When a Nerve Block is Right for You

When a Nerve Block is Right for You

If you suffer from intense pain, a nerve block may be just what you need to stop the pain. At Southern Pain Specialists, our team aims to get pain under control, so you can get back to the activities you love. Our experienced pain management expert, Kenneth Varley, MD, can help you determine what treatment — including nerve blocks — is right for you.

What is a nerve block?

For the most part, a nerve block is an anesthetic injection that can be used to help pinpoint a nerve that’s causing pain, and it can also be used to help relieve pain. Nerve blocks work by not allowing signals to go from the nerve that’s causing pain to your brain. 

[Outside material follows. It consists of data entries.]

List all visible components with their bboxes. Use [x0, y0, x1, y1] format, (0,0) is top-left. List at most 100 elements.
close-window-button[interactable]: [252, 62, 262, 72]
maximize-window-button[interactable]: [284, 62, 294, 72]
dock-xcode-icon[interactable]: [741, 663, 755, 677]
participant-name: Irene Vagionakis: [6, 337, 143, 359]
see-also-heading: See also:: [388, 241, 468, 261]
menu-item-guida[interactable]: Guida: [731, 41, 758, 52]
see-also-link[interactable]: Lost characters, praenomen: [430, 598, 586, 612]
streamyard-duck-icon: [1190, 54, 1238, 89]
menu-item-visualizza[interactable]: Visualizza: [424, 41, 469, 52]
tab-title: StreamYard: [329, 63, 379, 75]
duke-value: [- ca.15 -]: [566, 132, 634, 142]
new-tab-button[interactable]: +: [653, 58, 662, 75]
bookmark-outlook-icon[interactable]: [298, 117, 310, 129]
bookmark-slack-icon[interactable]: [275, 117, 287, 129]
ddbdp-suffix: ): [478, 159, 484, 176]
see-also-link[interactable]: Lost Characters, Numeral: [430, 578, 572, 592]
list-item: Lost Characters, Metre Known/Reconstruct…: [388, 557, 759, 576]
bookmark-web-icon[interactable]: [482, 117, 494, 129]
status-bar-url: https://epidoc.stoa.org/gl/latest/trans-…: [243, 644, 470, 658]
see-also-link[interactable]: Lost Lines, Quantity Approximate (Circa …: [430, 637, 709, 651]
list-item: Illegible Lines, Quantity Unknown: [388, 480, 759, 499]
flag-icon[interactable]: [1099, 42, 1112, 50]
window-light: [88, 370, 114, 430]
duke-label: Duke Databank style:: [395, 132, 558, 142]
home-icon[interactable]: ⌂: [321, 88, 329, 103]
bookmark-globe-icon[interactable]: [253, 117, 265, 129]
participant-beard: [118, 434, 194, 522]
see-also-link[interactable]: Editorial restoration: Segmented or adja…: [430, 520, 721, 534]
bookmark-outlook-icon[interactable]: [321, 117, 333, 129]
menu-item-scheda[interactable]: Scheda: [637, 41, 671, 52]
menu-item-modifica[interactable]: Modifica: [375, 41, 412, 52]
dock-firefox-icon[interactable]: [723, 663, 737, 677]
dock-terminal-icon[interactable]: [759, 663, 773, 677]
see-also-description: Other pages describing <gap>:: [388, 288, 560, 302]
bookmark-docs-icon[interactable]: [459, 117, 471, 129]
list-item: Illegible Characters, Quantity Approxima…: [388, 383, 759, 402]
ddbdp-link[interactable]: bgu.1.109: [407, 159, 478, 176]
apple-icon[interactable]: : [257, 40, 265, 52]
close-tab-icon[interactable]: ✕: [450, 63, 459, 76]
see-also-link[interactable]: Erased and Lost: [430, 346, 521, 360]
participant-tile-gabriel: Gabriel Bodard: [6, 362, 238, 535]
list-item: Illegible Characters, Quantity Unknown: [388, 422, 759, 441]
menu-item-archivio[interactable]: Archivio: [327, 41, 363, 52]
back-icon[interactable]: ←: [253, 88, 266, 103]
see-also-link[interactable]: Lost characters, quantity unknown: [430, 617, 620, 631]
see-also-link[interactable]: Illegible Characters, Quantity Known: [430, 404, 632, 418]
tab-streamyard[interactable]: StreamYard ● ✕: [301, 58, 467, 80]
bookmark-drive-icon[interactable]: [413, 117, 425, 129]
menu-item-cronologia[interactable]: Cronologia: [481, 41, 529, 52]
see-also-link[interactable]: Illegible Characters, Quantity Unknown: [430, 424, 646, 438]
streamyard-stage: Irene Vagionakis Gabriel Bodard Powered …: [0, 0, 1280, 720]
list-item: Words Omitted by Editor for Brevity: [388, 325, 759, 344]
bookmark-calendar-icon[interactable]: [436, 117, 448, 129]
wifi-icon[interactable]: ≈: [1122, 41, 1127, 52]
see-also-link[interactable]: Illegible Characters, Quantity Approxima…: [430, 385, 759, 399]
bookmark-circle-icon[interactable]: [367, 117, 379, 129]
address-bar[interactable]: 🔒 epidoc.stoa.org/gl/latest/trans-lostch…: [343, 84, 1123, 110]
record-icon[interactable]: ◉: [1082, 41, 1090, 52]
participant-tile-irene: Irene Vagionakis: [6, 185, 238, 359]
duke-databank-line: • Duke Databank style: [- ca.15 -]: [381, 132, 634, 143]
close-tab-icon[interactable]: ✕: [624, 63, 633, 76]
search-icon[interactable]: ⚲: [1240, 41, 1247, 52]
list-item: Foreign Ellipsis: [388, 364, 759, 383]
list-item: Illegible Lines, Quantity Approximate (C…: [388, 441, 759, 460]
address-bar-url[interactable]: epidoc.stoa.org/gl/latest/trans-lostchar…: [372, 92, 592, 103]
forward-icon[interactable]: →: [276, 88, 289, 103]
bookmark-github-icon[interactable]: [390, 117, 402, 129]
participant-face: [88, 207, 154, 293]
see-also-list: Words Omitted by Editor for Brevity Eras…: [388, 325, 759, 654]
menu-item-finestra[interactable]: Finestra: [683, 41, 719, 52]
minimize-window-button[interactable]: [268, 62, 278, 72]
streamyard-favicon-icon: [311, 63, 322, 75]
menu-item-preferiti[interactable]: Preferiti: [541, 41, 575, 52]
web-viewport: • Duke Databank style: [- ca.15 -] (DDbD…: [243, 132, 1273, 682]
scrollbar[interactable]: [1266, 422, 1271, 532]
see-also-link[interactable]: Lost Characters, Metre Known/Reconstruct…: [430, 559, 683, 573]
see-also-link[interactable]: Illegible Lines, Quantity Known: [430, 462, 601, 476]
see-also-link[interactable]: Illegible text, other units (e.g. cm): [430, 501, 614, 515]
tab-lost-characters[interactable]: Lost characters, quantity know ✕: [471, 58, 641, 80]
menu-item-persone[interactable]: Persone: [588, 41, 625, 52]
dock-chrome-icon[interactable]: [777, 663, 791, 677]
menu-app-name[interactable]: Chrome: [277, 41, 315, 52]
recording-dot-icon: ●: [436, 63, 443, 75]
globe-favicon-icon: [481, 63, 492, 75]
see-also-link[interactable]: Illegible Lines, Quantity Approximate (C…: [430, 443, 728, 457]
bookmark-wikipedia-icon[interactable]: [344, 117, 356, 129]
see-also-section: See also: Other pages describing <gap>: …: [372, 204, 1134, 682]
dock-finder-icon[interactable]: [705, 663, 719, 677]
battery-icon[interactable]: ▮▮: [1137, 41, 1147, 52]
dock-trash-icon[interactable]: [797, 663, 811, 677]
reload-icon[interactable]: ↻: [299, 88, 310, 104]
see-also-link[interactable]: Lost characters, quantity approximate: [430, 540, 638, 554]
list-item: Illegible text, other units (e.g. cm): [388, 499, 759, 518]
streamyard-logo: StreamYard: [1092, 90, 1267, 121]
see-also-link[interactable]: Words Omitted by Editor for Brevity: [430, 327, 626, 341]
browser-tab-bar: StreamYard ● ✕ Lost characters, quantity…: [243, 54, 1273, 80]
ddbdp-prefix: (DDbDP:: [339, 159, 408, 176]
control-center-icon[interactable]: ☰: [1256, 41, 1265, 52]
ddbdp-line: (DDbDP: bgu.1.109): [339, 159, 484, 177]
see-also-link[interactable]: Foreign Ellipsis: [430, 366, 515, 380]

Nerve blocks are generally temporary, but their effects can be long lasting. Temporary nerve blocks use chemicals or anesthetics to numb the nerve. In some cases, nerve blocks can be permanent by way of deliberately cutting or damaging the problematic nerve. 

Nerve blocks that use chemicals or anesthetics are injected into the epidural space — the fluid-filled space around your spinal cord — to bathe the roots of the problematic nerves in medication. The type of nerve block you get will depend on the severity of your pain along with other factors, such as where your pain is located.

Are you a good candidate?

Generally, nerve blocks are used if you suffer from a chronic pain condition that has not been helped with more conservative measures. Before recommending a nerve block, Dr. Varley will go over your medical and pain history and perform any necessary imaging studies, such as an X-ray or MRI.

Some of the conditions that a nerve block can help include:

  1. Chronic regional pain syndrome
  2. Sciatica
  3. Pain from herniated discs
  4. Arthritis pain
  5. Post-surgical pain
  6. Migraines

You may need several injections throughout the year, depending on how well it works and where you’re affected.

Understanding the procedure

When you get a nerve block, you’ll be under mild sedation. First, Dr. Varley will clean the area that will receive the injection to prevent infection. Then he’ll inject a medication to help decrease any discomfort.

Once you’re sedated, Dr. Varley will use a special type of imaging, known as fluoroscopy, to determine the exact location for the injection. Once he inserts the needle, he may inject a dye that he’ll be able to see on the X-ray to make sure he’s in the right spot.

Once Dr. Varley determines he’s in the area of the nerve that’s causing your pain, he’ll inject an anesthetic medication to relieve your discomfort. As soon as the medication is injected, you should feel significantly less pain.

Depending on the case, you may need more than one injection to properly cover the affected area. Once you’re done, you’ll rest for about 30 minutes to let the medication take full effect. You’ll also be monitored during that time to make sure you don’t have any side effects from the procedure.